In this photo released by the Italian Air Force, an F16 patrols the air space above Rome on Thursday ahead of Pope John Paul II's funeral.
updated 4/8/2005 2:10:35 PM ET 2005-04-08T18:10:35

Heavy security covered Rome for Pope John Paul II’s funeral Friday, with police helicopters and air force combat jets patrolling the skies. Authorities used X-ray machines to screen pilgrims’ bags, and hundreds of officers guarded the roads leading to St. Peter’s Square.

Elite members of the Carabinieri, Italy’s police force, were stationed at virtually every major intersection in Rome, part of the capital’s efforts to minimize the threat of a terrorist attack on the more than 80 heads of state and monarchs attending the Mass.

Italian combat jets guarded against any strike from above on the leaders and top Roman Catholic prelates assembled in St. Peter’s Square.

About three hours after the funeral ended, an Italian F-16 fighter jet intercepted a suspicious plane heading to Rome’s Ciampino airport and escorted it to a local military airport, an Air Force spokesman said.

The plane was forced to land after intelligence sources warned it was carrying a bomb, the spokesman said. He would not say whether the intelligence came from an Italian or a foreign source.

However, a team of paramilitary carabinieri officers inspected it and found nothing.

'The safest place in Italy'
“We started from square one, saying this has to be the safest place in Italy,” said Maj. Gen. Luciano Massetti, the air force deputy commander and chief-of-staff, describing the elaborate security measures in place Friday.
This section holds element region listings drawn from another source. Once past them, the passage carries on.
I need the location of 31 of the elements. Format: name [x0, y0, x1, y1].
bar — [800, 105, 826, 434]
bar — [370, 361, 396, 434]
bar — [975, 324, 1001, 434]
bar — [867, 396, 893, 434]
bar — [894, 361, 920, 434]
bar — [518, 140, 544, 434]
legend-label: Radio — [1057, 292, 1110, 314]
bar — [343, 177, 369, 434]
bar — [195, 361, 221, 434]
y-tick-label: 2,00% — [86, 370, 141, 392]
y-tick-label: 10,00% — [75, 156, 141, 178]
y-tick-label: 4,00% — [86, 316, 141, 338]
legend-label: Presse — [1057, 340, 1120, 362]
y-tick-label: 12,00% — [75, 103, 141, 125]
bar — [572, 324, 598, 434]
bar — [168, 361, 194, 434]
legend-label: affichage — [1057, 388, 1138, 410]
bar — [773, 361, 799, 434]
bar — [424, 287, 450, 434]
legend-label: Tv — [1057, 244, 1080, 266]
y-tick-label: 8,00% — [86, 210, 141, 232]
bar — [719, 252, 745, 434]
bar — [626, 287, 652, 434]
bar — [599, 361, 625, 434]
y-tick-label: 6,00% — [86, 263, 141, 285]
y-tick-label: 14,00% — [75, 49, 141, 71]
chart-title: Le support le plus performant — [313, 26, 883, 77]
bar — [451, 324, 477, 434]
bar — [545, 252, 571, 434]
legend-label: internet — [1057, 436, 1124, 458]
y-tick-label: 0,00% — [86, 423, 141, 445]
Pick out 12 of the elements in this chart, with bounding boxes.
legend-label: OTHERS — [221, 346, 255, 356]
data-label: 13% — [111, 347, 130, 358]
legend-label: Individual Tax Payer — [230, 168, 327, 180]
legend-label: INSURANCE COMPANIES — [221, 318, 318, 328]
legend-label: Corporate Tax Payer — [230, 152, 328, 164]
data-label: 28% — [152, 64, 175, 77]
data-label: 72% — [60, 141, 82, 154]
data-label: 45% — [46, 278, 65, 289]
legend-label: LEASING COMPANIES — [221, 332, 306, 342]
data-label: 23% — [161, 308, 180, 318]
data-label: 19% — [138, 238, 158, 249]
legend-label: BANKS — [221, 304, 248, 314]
“I don’t think we’ve ever seen in Italy such a large effort to protect a single place,” he said. Massetti said authorities worked from a worst-case scenario, “meaning threats coming from the sky — fast threats from different directions.”

Motorcades carried VIPs to the square in rapid succession, the leaders out of view inside limousines with tinted glass.

Bishops and pilgrims alike were walked through metal detectors set up beneath the colonnades at the entrance to St. Peter’s Square, and bags and purses were being screened by officers using X-ray scanners.

As the security measures slowed the line of faithful trying to reach the square, some pilgrims booed and whistled in protest.

A ban on car and truck traffic was imposed starting at 2 a.m. Friday and was to remain in place until 6 p.m. — a measure designed to help seal off Rome, whose population of 3.7 million was doubled by the extraordinary influx of pilgrims.

8,000 security agents
At Rome’s police headquarters, which was coordinating funeral security with other law enforcement agencies, officers monitored more than 50 large surveillance screens linked to remote cameras letting them zoom in on anything suspicious at St. Peter’s and other key locations.

Rome Police Chief Marcello Fulvi said about 8,000 security agents were in place for the funeral, including 2,000 uniformed police officers patrolling St. Peter’s and the boulevard leading up to it. Some 1,400 plainclothes officers were also in the streets.

Italy’s security agencies posted snipers on rooftops, and a navy warship armed with torpedoes cruised the coastline near Rome. Anti-aircraft rocket launchers were placed strategically around the capital, cocked at the sky and ready to thwart any airborne attack.

An AWACS surveillance jet patrolled the skies above Rome, deployed by NATO at the request of Italian authorities.

Air space within a five-mile radius of Rome was closed during the funeral, and traffic at Rome’s main Leonardo Da Vinci Airport was reduced. On Thursday, officials shut down Ciampino Airport, which is used for both civilian and military flights.